The afternoon after I was unceremoniously ejected from the bar was a prime example.
In the small community of Unity City, the medical offices sat clustered in a row across from the hospital. So, it was probably foreseeable that Dex and I might cross paths and at what might have been the worst possible time, that’s exactly what happened.
It was when I was leaving my second mandatory reintegrating to society after involuntary confinement therapy session.
My head was down as I walked, reading through the action plan I was assigned for the month when a smaller man walked directly into me, his head also bent down over a paper in his hand.
“Sorry,” I said automatically, catching him by the shoulders to stabilize his balance. “Are you okay?”

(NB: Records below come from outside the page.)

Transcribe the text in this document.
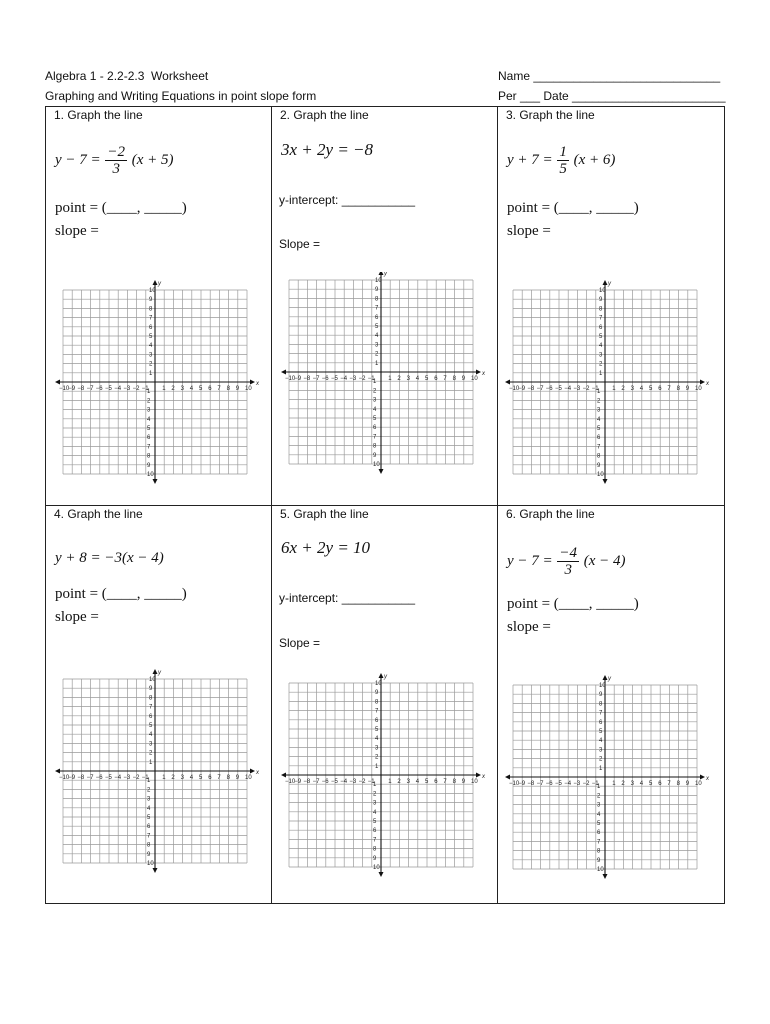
Algebra 1 - 2.2-2.3  Worksheet
Graphing and Writing Equations in point slope form
Name ____________________________
Per ___ Date _______________________
1. Graph the line
$y - 7 = \frac{-2}{3} (x + 5)$
point = (____, _____)
slope =
x
y
−10
10
−9
9
−8
8
−7
7
−6
6
−5
5
−4
4
−3
3
−2
2
−1
1
1
1
2
2
3
3
4
4
5
5
6
6
7
7
8
8
9
9
10
10
2. Graph the line
3x + 2y = −8
y-intercept: ___________
Slope =
x
y
−10
10
−9
9
−8
8
−7
7
−6
6
−5
5
−4
4
−3
3
−2
2
−1
1
1
1
2
2
3
3
4
4
5
5
6
6
7
7
8
8
9
9
10
10
3. Graph the line
$y + 7 = \frac{1}{5} (x + 6)$
point = (____, _____)
slope =
x
y
−10
10
−9
9
−8
8
−7
7
−6
6
−5
5
−4
4
−3
3
−2
2
−1
1
1
1
2
2
3
3
4
4
5
5
6
6
7
7
8
8
9
9
10
10
4. Graph the line
y + 8 = −3(x − 4)
point = (____, _____)
slope =
x
y
−10
10
−9
9
−8
8
−7
7
−6
6
−5
5
−4
4
−3
3
−2
2
−1
1
1
1
2
2
3
3
4
4
5
5
6
6
7
7
8
8
9
9
10
10
5. Graph the line
6x + 2y = 10
y-intercept: ___________
Slope =
x
y
−10
10
−9
9
−8
8
−7
7
−6
6
−5
5
−4
4
−3
3
−2
2
−1
1
1
1
2
2
3
3
4
4
5
5
6
6
7
7
8
8
9
9
10
10
6. Graph the line
$y - 7 = \frac{-4}{3} (x - 4)$
point = (____, _____)
slope =
x
y
−10
10
−9
9
−8
8
−7
7
−6
6
−5
5
−4
4
−3
3
−2
2
−1
1
1
1
2
2
3
3
4
4
5
5
6
6
7
7
8
8
9
9
10
10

“Fine and it was my fault,” a familiar voice said before the man looked up and I was staring into the face of my obsession. “Oh!” Dex gasped and tried to take a step back when he realized who was supporting him.
“Dex? Are you okay?” It probably made me a dick, but I didn’t release his shoulders, telling myself I didn’t want him to fall.
“I..” The color drained from his face and he began to vibrate under my hands. “Please..I can’t..”
I was trying to make sense of his words, to find out what he couldn’t when he shifted on his heels, slipping out of the coat I held and taking off on foot down the alley while I stared dumbly at his desperate exit.
Shaking my head, I laid his caramel-colored pea coat over my arm and then noticed that the paper he’d been staring at was lying on the sidewalk. He must have dropped it when he saw me.
With a mental shrug, I leaned down to snatch it up before the wind could.
My heart stuttered when I saw that it was an ultrasound picture of a fetus only slightly larger than a peanut.
After a long moment, I carefully tucked the picture into my breast pocket and began walking to my car, mentally planning the best way to see Dex.
I mean, it was only right to return the picture and coat, wasn’t it?
That’s not even close to stalking. It was just being a good friend.
And Dex and I could still be friends, right?